Media Kampung, Batam — Sensasi perut begah, penuh, dan kembung sering kali mengganggu aktivitas sehari-hari. Gangguan pencernaan ini biasanya dipicu oleh penumpukan gas berlebih di lambung dan usus, yang berasal dari makanan yang dikonsumsi.

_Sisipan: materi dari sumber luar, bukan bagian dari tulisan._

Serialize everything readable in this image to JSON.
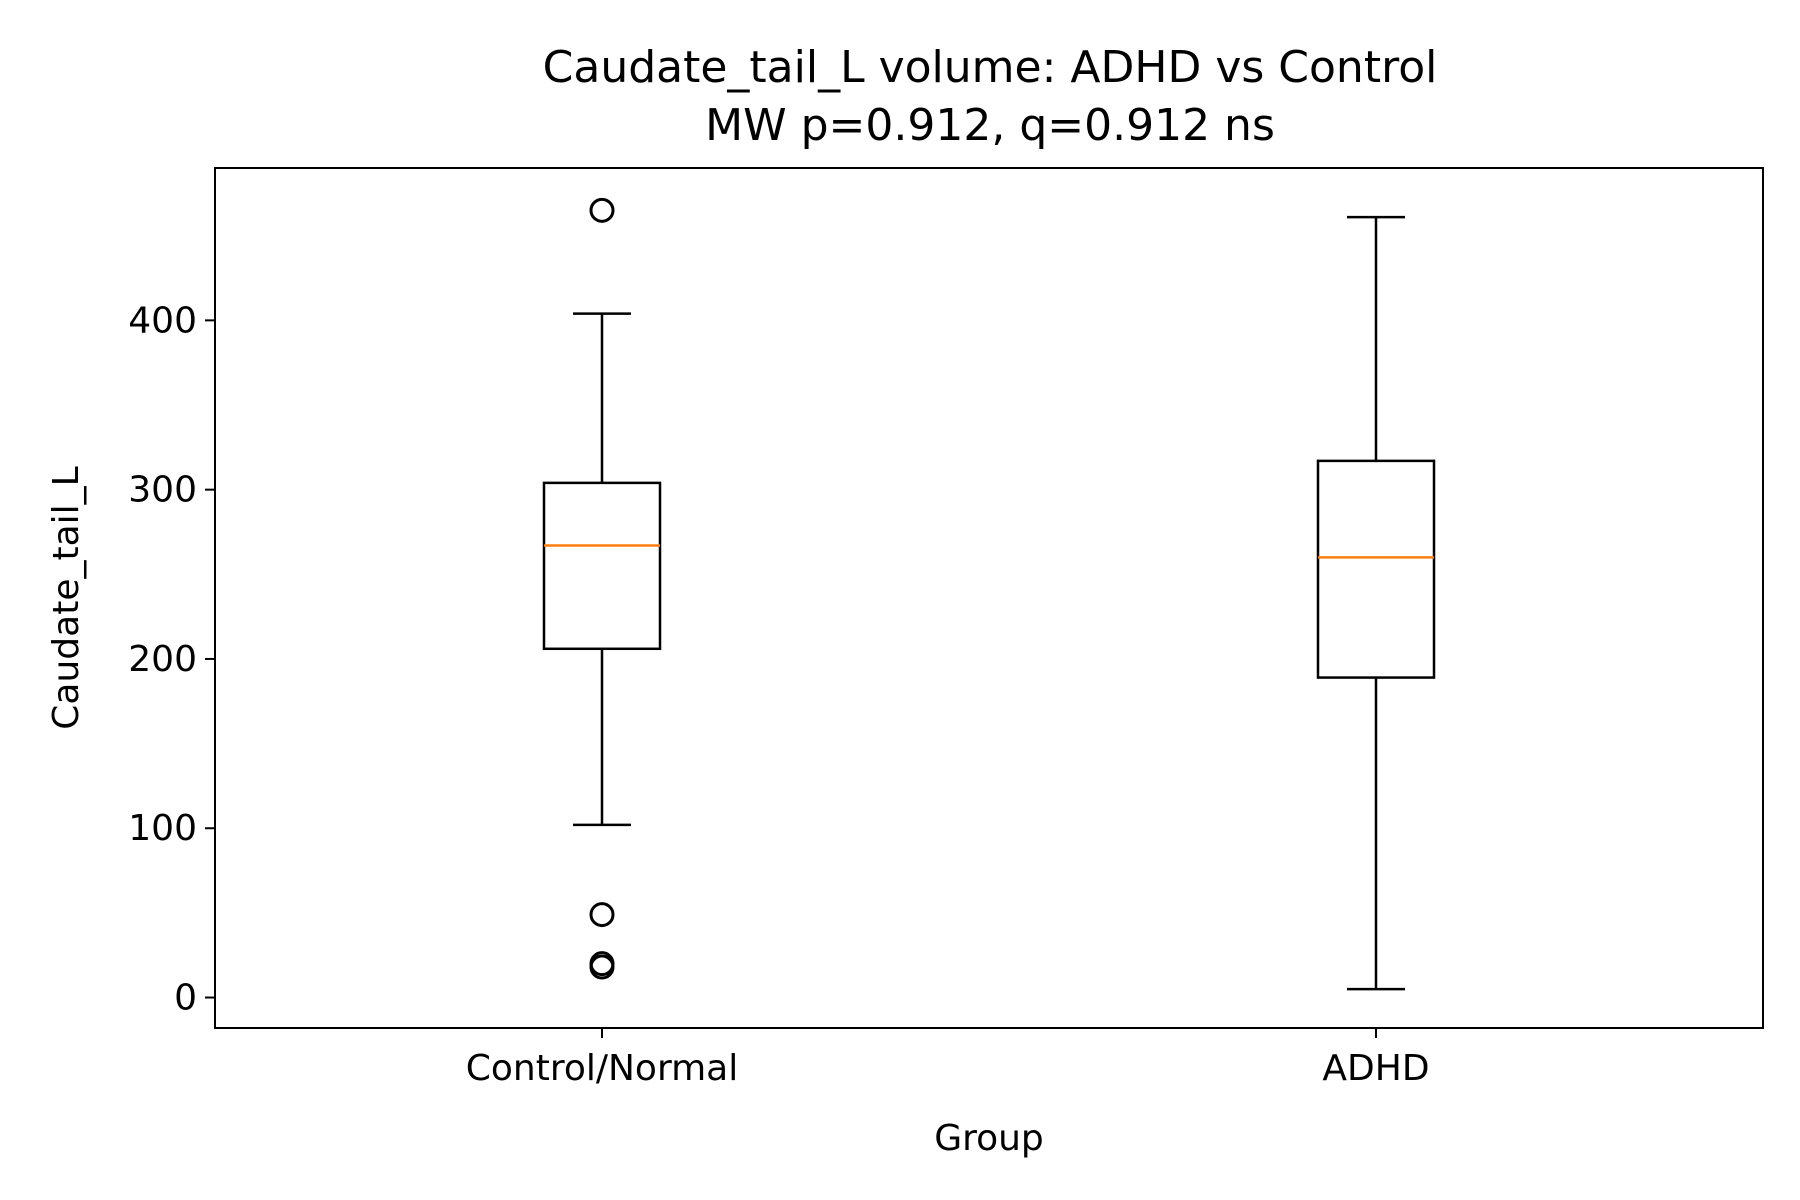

Menurut laman medis Healthline dan WebMD, pembentukan gas merupakan hal normal saat bakteri di usus besar memecah makanan yang tidak tercerna sempurna. Namun, beberapa jenis makanan mengandung senyawa tertentu yang memproduksi gas lebih banyak. Berikut makanan sehat yang tinggi nutrisi namun berpotensi memicu perut kembung.

Kacang-kacangan

Kacang-kacangan seperti polong, almond, dan kedelai menduduki posisi teratas sebagai pemicu gas. Makanan ini mengandung rafinosa, yaitu gula kompleks yang sulit dicerna tubuh karena kekurangan enzim khusus. Ketika mencapai usus besar, bakteri memfermentasikannya dan menghasilkan gas hidrogen serta metana dalam jumlah besar.

Brokoli, Kubis, dan Kol

Sayuran krusiferus seperti brokoli, kubis, kembang kol, dan kale kaya akan serat larut dan rafinosa. Meskipun menyehatkan dan tinggi antioksidan, mengonsumsinya dalam jumlah banyak dapat membuat usus bekerja ekstra dan memicu produksi gas yang menyebabkan perut terasa kencang.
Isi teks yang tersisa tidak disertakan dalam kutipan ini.